À plus d’un égard, nous nous permettrons de douter de la prophétie. M. Carlyle nous dit quelque part que sous toutes les utopies fraternelles et égalitaires se cache un grain de vérité, qui, tant qu’il n’en sera pas extrait, nous condamnera à les voir reparaître périodiquement avec leur cortége de fureurs dévastatrices. Peut-être son idéal, à lui aussi, ne renferme-t-il qu’un grain de vérité qui demande à en être dégagé, parce que, sans cela, il nous prédestinerait à un genre d’autorité et à maintes autres choses qui pourraient bien être précisément les principales causes de ces mêmes explosions fraternelles.
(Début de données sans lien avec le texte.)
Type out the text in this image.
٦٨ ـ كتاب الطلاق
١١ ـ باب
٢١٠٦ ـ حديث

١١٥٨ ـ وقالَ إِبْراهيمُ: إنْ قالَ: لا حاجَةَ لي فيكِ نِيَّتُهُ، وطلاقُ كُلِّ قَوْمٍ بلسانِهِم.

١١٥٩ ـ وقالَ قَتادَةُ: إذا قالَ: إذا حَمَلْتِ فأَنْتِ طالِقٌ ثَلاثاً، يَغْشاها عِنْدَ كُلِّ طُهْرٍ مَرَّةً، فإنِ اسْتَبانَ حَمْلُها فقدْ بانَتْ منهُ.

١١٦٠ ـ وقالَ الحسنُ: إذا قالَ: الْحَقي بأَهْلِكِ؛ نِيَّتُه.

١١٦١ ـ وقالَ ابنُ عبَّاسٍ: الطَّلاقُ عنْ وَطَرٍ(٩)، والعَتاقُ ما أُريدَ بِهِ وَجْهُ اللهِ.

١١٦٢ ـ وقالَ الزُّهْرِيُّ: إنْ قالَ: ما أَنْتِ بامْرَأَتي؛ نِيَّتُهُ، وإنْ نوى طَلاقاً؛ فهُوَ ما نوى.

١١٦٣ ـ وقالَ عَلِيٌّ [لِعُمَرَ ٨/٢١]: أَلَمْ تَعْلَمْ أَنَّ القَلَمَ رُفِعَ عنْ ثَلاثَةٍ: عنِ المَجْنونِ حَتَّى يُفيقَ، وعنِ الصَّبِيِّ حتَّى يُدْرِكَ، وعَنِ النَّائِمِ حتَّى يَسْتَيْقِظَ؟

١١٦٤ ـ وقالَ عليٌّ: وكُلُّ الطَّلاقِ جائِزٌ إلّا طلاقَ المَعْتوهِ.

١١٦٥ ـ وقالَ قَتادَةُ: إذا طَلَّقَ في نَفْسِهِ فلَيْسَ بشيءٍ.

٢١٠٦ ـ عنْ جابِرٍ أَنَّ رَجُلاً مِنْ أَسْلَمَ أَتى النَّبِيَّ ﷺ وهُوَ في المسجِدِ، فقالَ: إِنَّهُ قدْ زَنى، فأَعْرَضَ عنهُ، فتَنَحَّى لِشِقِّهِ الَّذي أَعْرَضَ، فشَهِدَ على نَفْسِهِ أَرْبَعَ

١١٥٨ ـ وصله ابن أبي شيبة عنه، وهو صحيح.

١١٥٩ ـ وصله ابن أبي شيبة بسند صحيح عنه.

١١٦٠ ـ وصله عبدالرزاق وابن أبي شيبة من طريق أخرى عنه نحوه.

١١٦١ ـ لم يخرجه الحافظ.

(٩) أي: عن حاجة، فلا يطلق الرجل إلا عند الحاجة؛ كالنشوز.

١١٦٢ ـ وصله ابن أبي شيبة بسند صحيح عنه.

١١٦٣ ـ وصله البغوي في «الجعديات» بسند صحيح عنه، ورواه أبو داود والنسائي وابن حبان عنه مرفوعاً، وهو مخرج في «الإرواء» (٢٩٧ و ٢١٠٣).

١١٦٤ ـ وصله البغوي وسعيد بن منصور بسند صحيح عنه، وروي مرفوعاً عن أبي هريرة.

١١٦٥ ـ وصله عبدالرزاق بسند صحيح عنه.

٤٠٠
En tant que principes absolus, nul doute que les décisions des économistes ne soient des absurdités, et des absurdités aussi funestes que toute règle générale qui se place au-dessus de la nécessité et prétend se soustraire à l’obligation de ne point produire de mauvais résultats. Comme tout ce qu’il peut nous plaire de penser des poisons n’empêchera pas qu’ils n’empoisonnent, tout ce qu’il peut nous plaire de penser des clubs, de la presse ou du laissez-faire n’empêchera pas assurément que les menaces n’excitent les craintes, que les attaques ne provoquent les représailles, et que les droits dont on use de manière à tout bouleverser ne finissent par se faire écraser ou par s’écraser eux-mêmes sous leurs propres excès. Là où commence le danger commence l’impossible ; en conséquence, nous pouvons d’avance faire notre deuil de toutes les libertés illimitées, de toutes les libertés quand même. Nos constitutions et nos journaux auront beau proclamer le droit du suffrage universel quand même, il en résulterait un pouvoir qui ne pourrait que désorganiser ; — les docteurs de l’école auront beau s’écrier : Émancipez quand même les blancs et les noirs, les intérêts et les caprices ; laissez faire chacun comme il l’entend, dût-il faire ce qui entraînerait la ruine de la société : — tous les argumens, les déclarations et les insurrections seront peine perdue, et les gouvernemens auront le temps de s’écrouler l’un sur l’autre avant que l’humanité soit délivrée de la nécessité d’avoir des jambes pour marcher et d’avoir de bonnes jambes pour ne pas tomber.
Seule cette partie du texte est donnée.